In fact, it rather reminds me of the demand issued by Lewis Carroll’s Queen of Hearts for “sentence first—verdict afterwards.” To which the only sane response is that of Alice: “Stuff and nonsense!”
This same problem infects Prof Gallavin’s later suggestion that the Court of Appeal could alternatively “quash the conviction for manslaughter based upon the plea bargain and leave it then for the Crown to come back with charging them with something else - i.e. murder.” Once again, the Court simply has no legal power to do so on an appeal against sentence brought by the convicted party.
So Prof Gallavin really is recommending that our courts completely ignore the law, in order to produce an outcome he thinks would be a good one. This is not how these institutions should operate in a society predicated on the rule of law.
Furthermore, Prof Gallavin’s understanding of why Haerewa and Shailer were charged with (and plead guilty to) manslaughter instead of murder seems fundamentally misguided. He appears to believe that the reason for only bringing the lower-level charge was because of the existence of possible defences to a murder charge.
That, anyway, is the only sense I can make of his claim that Haerewa and Shailer “have, in effect, received the concession they would normally receive had [the defences of] diminished responsibility and provocation been successfully plead at a trial for murder - that came to pass the moment they were convicted of manslaughter.”
But we know why the Crown decided not to bring murder charges in this case, and this had nothing whatsoever to do with any possible defences that Haerewa and Shailer may have had.
Rather, as the Attorney-General explained following trial’s conclusion:
“To prove the legal charge of murder in this case, the Crown was required to prove beyond a reasonable doubt that Moko’s fatal injuries were inflicted with murderous intent.
The injuries Moko suffered were not inevitably fatal. With reasonably prompt medical treatment, he could have been saved.

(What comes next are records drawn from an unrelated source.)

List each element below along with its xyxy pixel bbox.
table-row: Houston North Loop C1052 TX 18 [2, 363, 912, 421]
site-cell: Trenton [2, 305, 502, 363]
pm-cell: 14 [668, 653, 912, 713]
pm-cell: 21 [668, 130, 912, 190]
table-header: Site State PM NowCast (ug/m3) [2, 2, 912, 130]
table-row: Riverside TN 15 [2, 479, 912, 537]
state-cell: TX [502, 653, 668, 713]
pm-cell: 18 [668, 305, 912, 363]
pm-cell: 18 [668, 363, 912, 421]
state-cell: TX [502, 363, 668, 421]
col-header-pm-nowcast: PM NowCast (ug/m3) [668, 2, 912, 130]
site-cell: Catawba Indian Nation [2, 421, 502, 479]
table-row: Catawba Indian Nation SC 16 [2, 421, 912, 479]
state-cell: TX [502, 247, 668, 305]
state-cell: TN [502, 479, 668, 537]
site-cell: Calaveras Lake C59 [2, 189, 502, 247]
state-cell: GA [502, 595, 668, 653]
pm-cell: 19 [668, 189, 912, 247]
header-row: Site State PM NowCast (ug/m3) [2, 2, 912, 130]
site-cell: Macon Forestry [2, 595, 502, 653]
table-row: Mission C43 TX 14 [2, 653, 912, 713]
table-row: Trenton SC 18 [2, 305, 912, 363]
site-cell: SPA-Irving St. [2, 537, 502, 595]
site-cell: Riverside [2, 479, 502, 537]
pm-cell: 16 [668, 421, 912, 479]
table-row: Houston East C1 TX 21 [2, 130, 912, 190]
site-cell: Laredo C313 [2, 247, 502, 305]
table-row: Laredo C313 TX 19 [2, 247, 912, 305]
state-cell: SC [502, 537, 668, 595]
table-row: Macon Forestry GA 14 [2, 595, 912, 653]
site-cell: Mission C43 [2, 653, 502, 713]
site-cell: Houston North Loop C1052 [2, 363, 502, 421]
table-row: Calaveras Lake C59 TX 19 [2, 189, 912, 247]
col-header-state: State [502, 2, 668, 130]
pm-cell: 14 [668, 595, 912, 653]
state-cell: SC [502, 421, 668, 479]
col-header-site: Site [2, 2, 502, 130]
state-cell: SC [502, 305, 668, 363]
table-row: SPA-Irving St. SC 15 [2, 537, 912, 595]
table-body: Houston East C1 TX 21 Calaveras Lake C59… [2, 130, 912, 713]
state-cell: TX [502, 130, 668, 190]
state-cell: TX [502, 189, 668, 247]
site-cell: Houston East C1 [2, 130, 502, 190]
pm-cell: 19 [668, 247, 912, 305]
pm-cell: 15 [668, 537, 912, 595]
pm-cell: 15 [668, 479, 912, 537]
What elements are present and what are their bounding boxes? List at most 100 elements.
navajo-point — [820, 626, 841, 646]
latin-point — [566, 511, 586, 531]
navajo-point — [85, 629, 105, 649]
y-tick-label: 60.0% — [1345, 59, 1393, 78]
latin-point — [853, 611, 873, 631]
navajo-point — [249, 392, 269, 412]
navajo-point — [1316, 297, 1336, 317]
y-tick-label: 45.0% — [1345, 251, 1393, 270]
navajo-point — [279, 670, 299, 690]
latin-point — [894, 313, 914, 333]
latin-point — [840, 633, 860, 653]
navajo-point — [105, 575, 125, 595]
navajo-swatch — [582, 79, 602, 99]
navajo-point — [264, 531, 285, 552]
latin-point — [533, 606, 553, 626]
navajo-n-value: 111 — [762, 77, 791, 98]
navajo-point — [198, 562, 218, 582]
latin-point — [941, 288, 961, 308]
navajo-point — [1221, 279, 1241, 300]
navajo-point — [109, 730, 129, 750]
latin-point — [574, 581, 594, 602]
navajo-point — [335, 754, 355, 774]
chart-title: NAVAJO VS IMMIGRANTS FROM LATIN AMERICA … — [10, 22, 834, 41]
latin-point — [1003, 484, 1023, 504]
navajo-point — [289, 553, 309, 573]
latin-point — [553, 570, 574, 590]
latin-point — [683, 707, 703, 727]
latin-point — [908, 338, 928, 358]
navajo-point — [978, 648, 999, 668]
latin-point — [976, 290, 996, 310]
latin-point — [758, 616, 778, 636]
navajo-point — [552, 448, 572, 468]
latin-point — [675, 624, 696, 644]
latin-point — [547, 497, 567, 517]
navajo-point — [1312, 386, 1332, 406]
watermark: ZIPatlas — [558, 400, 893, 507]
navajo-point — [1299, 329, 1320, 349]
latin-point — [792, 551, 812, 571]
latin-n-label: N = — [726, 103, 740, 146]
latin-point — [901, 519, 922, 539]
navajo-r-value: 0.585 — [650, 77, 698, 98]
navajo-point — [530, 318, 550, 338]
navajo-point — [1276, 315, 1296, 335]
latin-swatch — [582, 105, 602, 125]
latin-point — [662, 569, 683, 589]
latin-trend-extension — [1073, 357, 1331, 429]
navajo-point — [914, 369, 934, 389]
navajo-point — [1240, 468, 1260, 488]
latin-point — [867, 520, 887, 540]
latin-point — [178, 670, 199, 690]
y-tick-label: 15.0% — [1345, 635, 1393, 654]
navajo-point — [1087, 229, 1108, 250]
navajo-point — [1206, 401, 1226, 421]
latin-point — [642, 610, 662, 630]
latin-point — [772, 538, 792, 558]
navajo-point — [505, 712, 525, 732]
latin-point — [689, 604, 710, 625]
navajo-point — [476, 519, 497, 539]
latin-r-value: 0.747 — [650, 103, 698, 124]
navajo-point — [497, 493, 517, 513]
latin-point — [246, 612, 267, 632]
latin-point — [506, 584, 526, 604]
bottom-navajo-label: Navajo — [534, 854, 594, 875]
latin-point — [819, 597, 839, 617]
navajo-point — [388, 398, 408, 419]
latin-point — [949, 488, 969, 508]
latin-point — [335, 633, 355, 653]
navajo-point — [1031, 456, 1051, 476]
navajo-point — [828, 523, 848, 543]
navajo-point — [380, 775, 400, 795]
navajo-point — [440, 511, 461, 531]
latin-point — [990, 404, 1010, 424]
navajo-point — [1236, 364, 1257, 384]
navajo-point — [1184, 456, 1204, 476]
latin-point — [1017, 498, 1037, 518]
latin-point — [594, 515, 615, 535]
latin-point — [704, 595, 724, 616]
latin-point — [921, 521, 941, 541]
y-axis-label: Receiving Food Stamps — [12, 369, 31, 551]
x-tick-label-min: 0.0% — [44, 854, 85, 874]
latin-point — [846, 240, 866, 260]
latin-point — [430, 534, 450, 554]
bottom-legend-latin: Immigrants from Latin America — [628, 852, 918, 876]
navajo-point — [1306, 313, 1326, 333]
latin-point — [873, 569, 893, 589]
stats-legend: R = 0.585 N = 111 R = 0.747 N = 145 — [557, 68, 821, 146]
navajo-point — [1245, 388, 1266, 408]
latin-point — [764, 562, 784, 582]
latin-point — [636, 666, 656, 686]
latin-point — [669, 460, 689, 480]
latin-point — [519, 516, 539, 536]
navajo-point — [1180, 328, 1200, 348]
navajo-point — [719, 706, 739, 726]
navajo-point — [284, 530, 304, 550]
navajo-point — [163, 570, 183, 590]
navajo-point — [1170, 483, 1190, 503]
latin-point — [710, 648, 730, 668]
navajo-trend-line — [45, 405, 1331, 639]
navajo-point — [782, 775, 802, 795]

If the jury was not satisfied beyond a reasonable doubt that Ms Shailer had murderous intent at the time she inflicted the fatal injuries, then neither she nor Mr Haerewa could have been convicted of murder.
In other words, murder was not charged because the Crown concluded there was a real and substantial risk it could not prove the necessary elements of the offence. Further, should it lay a charge that it could not prove, the Crown believed that there was a real risk the jury may end up acquitting Haerewa and/or Shailer of both murder and manslaughter.
Of course, the Crown's decision not to pursue a murder charge in order to ensure a manslaughter conviction was obtained against both accused represents a judgment call that may reasonably be debated. But it had nothing whatsoever to do with the issue of “diminished responsibility and provocation” that Prof Gallavin raises. Which in turn means that Prof Gallavin’s claim that arguing such matters in their appeal against sentence somehow shows that Haerewa and Shailer were guilty of murder makes absolutely no sense at all.
To reiterate, Haerewa and Shailer’s horrible actions in killing Baby Moko stir real outrage and anger. But when academics venture into the public realm to comment on such matters, especially when they are explaining to the lay reader how legal processes operate, there is an obligation on them to make sure their contributions are as accurate as they can be (always given the reality of human frailty and the fact that the occasional slip-up will occur).
Prof Gallavin’s errors go beyond such understandable slips made in the heat of the moment. It is regrettable that his discussion of the appeal process is so misleading and gives such a false impression of what the Baby Moko case was about. Given his background as a former Associate Professor and Dean of a law faculty, he really ought to know and do better.